Little is known about rural Ugandan livestock farmers interactions with veterinary vaccines. This includes their access to them, administration, storage and general uptake. Similarly, no research has been conducted to address whether negative experiences with veterinary vaccines affects perceptions of vaccines used in human healthcare in rural remote communities.

This study will ask what role local knowledge of vaccination has on vaccine uptake. It will explore health seeking behaviours when animals present symptoms of notifiable zoonotic diseases, such as Rift Valley Fever, and judge general attitudes to the use of vaccination in both preventative and curative responses. It will study where farmers are accessing vaccines from (markets, pharmacies, animal health technicians, motorbike drug sellers), and map ‘social influencers’ that disseminate information regarding their administration, storage and role in controlling disease outbreaks.
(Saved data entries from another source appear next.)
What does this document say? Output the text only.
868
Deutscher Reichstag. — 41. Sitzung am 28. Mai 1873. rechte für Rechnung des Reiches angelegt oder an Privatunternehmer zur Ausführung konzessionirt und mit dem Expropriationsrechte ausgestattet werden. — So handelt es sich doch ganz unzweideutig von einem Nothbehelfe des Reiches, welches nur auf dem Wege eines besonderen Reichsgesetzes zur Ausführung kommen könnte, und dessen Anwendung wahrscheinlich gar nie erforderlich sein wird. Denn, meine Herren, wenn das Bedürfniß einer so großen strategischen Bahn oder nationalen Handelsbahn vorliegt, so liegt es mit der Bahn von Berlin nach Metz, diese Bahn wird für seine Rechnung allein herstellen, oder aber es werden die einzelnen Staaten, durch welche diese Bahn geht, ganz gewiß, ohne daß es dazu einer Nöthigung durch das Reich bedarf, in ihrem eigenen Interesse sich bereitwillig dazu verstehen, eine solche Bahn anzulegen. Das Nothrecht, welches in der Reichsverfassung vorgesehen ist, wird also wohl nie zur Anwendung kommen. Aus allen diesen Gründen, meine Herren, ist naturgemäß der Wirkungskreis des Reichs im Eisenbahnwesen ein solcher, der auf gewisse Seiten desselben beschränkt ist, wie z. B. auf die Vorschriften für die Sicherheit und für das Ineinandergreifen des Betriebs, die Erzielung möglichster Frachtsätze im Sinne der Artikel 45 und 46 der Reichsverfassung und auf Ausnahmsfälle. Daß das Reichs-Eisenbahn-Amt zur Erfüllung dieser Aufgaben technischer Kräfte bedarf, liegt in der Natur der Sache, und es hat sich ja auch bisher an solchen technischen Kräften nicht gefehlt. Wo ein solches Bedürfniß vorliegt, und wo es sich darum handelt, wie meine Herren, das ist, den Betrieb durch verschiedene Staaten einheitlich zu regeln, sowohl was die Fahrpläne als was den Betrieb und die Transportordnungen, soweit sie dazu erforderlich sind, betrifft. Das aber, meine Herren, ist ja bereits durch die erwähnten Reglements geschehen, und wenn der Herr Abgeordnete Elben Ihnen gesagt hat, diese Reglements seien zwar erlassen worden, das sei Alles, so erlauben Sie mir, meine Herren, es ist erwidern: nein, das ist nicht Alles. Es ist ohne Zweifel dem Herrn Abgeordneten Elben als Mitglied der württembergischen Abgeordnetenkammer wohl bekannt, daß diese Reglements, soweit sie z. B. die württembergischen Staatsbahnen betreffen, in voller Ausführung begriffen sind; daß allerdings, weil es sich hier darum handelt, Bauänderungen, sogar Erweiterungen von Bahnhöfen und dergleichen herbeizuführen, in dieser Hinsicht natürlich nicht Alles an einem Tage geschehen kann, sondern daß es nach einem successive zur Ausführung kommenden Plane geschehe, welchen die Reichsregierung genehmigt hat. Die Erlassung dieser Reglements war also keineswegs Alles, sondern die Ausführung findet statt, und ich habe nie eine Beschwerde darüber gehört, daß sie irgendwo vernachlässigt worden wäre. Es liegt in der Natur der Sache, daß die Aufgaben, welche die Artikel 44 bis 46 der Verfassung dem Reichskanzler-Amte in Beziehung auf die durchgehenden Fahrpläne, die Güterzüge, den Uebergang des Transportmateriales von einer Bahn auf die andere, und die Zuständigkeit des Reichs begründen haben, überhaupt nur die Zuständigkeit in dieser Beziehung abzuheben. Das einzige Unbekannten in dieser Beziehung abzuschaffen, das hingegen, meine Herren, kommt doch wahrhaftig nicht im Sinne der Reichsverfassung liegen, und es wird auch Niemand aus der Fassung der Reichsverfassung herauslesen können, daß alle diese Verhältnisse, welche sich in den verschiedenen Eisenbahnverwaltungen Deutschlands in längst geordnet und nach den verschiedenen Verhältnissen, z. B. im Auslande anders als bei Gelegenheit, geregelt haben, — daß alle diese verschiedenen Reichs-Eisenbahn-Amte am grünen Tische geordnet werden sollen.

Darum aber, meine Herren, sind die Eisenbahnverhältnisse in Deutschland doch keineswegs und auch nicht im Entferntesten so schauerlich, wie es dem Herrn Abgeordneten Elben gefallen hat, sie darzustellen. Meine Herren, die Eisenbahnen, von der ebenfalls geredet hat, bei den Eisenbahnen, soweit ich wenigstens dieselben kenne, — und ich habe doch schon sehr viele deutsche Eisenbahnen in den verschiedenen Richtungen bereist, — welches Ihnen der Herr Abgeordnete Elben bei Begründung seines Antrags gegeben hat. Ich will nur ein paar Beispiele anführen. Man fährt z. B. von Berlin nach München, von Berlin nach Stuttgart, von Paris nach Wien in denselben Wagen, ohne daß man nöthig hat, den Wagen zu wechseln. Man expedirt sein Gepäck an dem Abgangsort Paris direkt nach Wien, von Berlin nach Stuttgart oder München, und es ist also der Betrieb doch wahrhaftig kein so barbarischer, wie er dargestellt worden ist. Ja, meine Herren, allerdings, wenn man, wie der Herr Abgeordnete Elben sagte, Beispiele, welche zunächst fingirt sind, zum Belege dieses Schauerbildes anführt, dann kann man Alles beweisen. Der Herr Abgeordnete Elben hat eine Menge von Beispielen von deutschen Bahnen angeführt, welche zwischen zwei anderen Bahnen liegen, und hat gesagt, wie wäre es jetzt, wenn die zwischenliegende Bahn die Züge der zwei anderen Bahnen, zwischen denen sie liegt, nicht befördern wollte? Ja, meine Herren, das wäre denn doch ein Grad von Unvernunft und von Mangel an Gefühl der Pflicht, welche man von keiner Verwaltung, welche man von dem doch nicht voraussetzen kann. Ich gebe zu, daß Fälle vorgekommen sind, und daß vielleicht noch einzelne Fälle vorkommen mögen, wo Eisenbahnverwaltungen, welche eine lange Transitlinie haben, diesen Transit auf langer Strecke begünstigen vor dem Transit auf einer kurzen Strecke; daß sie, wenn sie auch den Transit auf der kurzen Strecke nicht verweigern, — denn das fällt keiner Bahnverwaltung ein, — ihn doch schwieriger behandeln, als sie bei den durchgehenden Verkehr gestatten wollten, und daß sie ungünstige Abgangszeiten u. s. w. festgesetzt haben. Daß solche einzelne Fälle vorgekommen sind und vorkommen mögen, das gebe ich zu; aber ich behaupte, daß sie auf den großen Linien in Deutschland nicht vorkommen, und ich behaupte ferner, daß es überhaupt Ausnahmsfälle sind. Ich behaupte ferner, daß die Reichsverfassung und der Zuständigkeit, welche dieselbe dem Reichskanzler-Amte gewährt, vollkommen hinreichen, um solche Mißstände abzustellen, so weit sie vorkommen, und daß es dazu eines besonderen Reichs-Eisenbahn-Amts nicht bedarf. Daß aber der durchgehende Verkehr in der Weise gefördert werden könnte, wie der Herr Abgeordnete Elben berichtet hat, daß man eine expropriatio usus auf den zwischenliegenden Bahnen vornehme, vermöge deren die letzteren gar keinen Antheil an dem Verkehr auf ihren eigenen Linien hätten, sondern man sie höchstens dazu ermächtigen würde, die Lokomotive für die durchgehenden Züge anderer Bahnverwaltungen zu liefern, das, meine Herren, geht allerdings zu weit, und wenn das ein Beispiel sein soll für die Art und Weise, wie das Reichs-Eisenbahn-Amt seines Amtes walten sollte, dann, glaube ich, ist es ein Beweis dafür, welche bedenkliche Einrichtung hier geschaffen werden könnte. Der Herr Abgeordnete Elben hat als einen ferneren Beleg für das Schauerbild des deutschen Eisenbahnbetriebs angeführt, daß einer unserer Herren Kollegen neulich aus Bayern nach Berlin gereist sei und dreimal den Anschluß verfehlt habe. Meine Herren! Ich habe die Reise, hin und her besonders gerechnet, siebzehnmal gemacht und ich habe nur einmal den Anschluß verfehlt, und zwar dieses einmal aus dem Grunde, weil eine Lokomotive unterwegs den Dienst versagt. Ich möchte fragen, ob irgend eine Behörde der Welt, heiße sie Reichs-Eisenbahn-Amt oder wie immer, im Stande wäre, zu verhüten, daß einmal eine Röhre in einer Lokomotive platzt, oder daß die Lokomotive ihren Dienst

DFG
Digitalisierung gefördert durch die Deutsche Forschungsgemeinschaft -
Examining the role of local knowledge and its construction is key when preparing outbreak response measures. This is because we must understand who communities first turn to when symptoms of notifiable diseases occur, what responses they are using, and what attitudes they hold towards vaccination. Similarly, when outbreaks of zoonotic diseases occur, it is important to judge whether negative experiences with vaccines used on livestock affects uptake and perceptions of vaccination in livestock keepers and associated family members.

This project will also assist in the study of the acceptability of the new Rift Valley Fever vaccine. As this is one of the first vaccines that is the same for human and animal, it provides a unique case study to assess attitudes/hesitations towards a vaccine that will be administered in this context.